Saturday 9 November 2013

Refleksi RPL


            Nah, pada pembahasan kali ini, saya akan menceritakan pengalaman pembelajaran saya sepanjang saya belajar RPL.

            Tidak terasa, sudah 6 kali pertemuan saya masuk ke kelas RPL. Pada pertemuan pertama, kelas besar digabung dengan kelas senior, sehingga membuat saya yang baru semester 3 ini merasa cukup kaget dan ragu-ragu untuk mengambil mata kuliah ini karena banyak senior lain yang mengatakan bahwa mereka baru saja mengambil mata kuliah RPL karena sangat sulit dipelajari.

            Pada pertemuan selanjutnya, kita sekelas pun juga di tantang untuk yakin mengambil mata kuliah ini atau membatalkannya. Akhirnya, saya pun tetap pada keputusan pertama saya untuk tetap mengambil mata kuliah RPL sebagai mata kuliah saya di semester 3 ini, karena saya pikir cepat atau lambat saya pasti akan menempuh mata kuliah ini. Seberapa susahnya juga pasti akan saya jalani, jadi lebih baik bersusah payah dahulu, bersenang-senang kemudian :p

            Yang saya rasakan selama menempuh proses belajar di kelas RPL adalah selalu saja ada metode pembelajaran yang berbeda-beda yang diberikan, sehingga saya di dalam kelas tidak merasa bosan. Terkadang tiba-tiba bank pendapat, pembagian kelompok dan persentase kelompok.

            Semua yang saya alami dan pelajari itu karena dibarengi dengan metode yang berbeda membuat pelajaran tersebut otomatis masuk dalam pikiran saya. Bahkan tanpa melihat buku saya bisa menjelaskan mengenai RAD secara mendadak (Presentase Karya RAD).
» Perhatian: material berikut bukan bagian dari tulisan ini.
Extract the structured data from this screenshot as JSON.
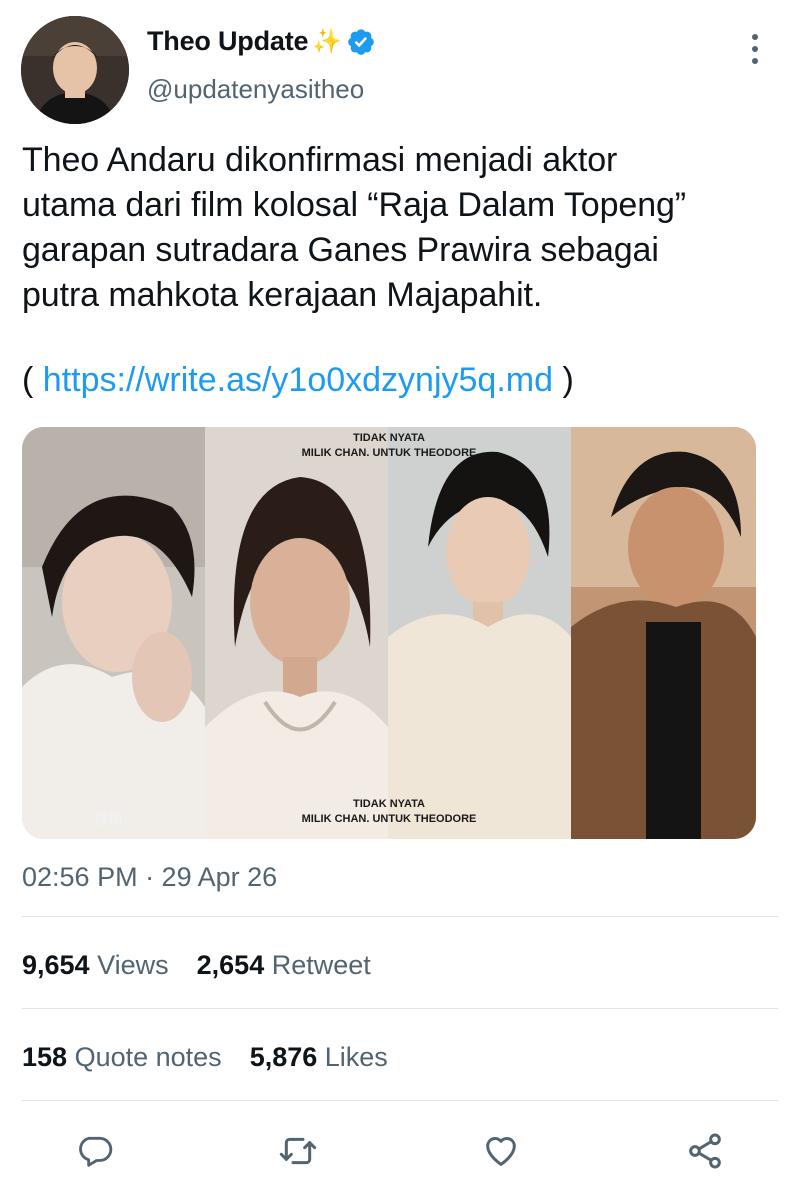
{
  "tweet": {
    "display_name": "Theo Update",
    "name_emoji": "✨",
    "handle": "@updatenyasitheo",
    "text_lines": [
      "Theo Andaru dikonfirmasi menjadi aktor",
      "utama dari film kolosal “Raja Dalam Topeng”",
      "garapan sutradara Ganes Prawira sebagai",
      "putra mahkota kerajaan Majapahit."
    ],
    "link_open": "( ",
    "link_text": "https://write.as/y1o0xdzynjy5q.md",
    "link_close": " )",
    "media": {
      "watermark_top_1": "TIDAK NYATA",
      "watermark_top_2": "MILIK CHAN. UNTUK THEODORE",
      "watermark_bottom_1": "TIDAK NYATA",
      "watermark_bottom_2": "MILIK CHAN. UNTUK THEODORE",
      "photo_caption": "格调"
    },
    "timestamp": "02:56 PM · 29 Apr 26",
    "stats": {
      "views_count": "9,654",
      "views_label": "Views",
      "retweet_count": "2,654",
      "retweet_label": "Retweet",
      "quote_count": "158",
      "quote_label": "Quote notes",
      "likes_count": "5,876",
      "likes_label": "Likes"
    },
    "icons": [
      "reply-icon",
      "retweet-icon",
      "like-icon",
      "share-icon",
      "more-icon",
      "verified-icon"
    ],
    "colors": {
      "accent": "#1d9bf0",
      "secondary_text": "#536471",
      "divider": "#e1e6ea"
    }
  }
}
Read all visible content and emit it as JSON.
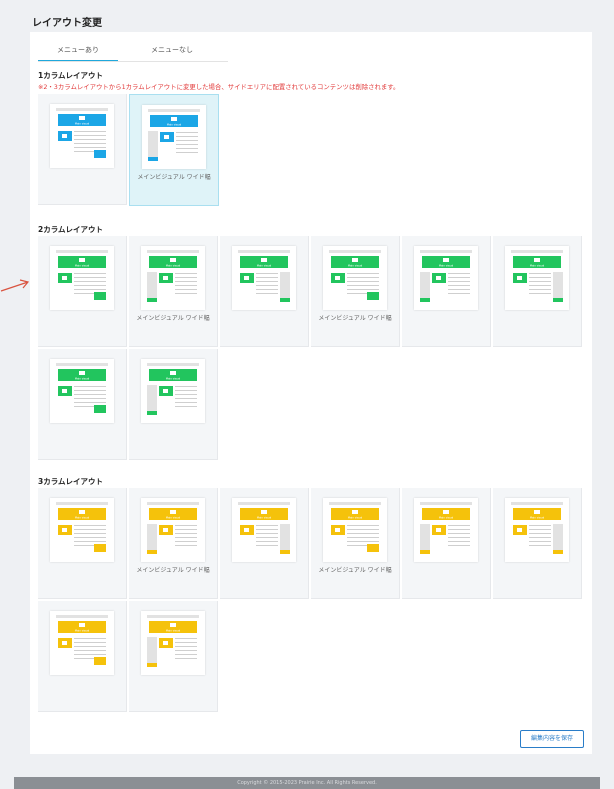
{
  "page": {
    "title": "レイアウト変更"
  },
  "tabs": [
    {
      "label": "メニューあり",
      "active": true
    },
    {
      "label": "メニューなし",
      "active": false
    }
  ],
  "sections": {
    "one_col": {
      "title": "1カラムレイアウト",
      "warning": "※2・3カラムレイアウトから1カラムレイアウトに変更した場合、サイドエリアに配置されているコンテンツは削除されます。",
      "color": "#1ba6e6",
      "cards": [
        {
          "label": "",
          "selected": false
        },
        {
          "label": "メインビジュアル ワイド幅",
          "selected": true
        }
      ]
    },
    "two_col": {
      "title": "2カラムレイアウト",
      "color": "#22c55e",
      "cards": [
        {
          "label": ""
        },
        {
          "label": "メインビジュアル ワイド幅"
        },
        {
          "label": ""
        },
        {
          "label": "メインビジュアル ワイド幅"
        },
        {
          "label": ""
        },
        {
          "label": ""
        },
        {
          "label": ""
        },
        {
          "label": ""
        }
      ]
    },
    "three_col": {
      "title": "3カラムレイアウト",
      "color": "#f5c20b",
      "cards": [
        {
          "label": ""
        },
        {
          "label": "メインビジュアル ワイド幅"
        },
        {
          "label": ""
        },
        {
          "label": "メインビジュアル ワイド幅"
        },
        {
          "label": ""
        },
        {
          "label": ""
        },
        {
          "label": ""
        },
        {
          "label": ""
        }
      ]
    }
  },
  "buttons": {
    "save": "編集内容を保存"
  },
  "footer": {
    "copyright": "Copyright © 2015-2023 Prairie Inc. All Rights Reserved."
  },
  "banner_text": "Main visual"
}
            Materi yang sudah saya mengerti cukup banyak, mulai dari proses software itu terbagi menjadi 5 macam , dimulai dari waterfall model. Model ini pada dasarnya sudah efisien, tetapi biaya (Iteration Cost) yang dikeluarkan jika terjadi kesalahan cukup besar. Selain itu, jika misalnya software analyst kesulitan dalam mengetahui criteria atau kebutuhan software, maka kemudian ada Prototype Model, dimana model ini memberi contoh kepada pelanggan seputar kebutuhan program yang diinginkan pelanggan. Selain itu, waterfall model ini membutuhkan waktu cukup lama, sehingga jika software analyst membutuhkan waktu yang singkat dalam menyelesaikan pengembangan system yang berskala kecil, maka ia membutuhkan RAD (Rapid Application Development), sebab dalam RAD itu terbagi ke dalam tim-tim yang mengerjakan modul-modul bersamaan kemudian diserahkan kepada software analyst, sehingga waktu pengembangan system menjadi lebih cepat. Nah, ketika software analyst mendapat proyek yang berskala besar, maka ia membutuhkan Incremental Model, dimana model ini memang dirancang untuk pengembangan system berskala besar yang dikerjakan secara bertahap. Dalam Incremental Model, kebutuhan yang dikerjakan memang untuk skala besar, tetapi belum dibutuhkan semuanya. Selanjutnya, jika software analyst ingin mengerjakan suatu proyek yang berskala besar secara berulang-ulang dengan memberi contoh terlebih dahulu, maka software analyst tersebut membutuhkan Iterative-Incremental Model, yang merupakan gabungan antara prototyping dan incremental model, sehingga model tersebut membuat contoh kebutuhan konsumen terlebih dahulu, kemudian mengerjakannya secara bertahap dan berulang-ulang.

            Materi yang masih saya kurang pahami adalah tentang iterative-incremental model, karena menurut saya sampai kapan pengerjaan software analyst akan terus berulang-ulang namun tetap dikerjakan secara bertahap.

            Secara garis besar, penjelasan tentang RPL sudah sangat saya pahami dan saya sudah bisa membedakan beraneka macam model yang dalam software process.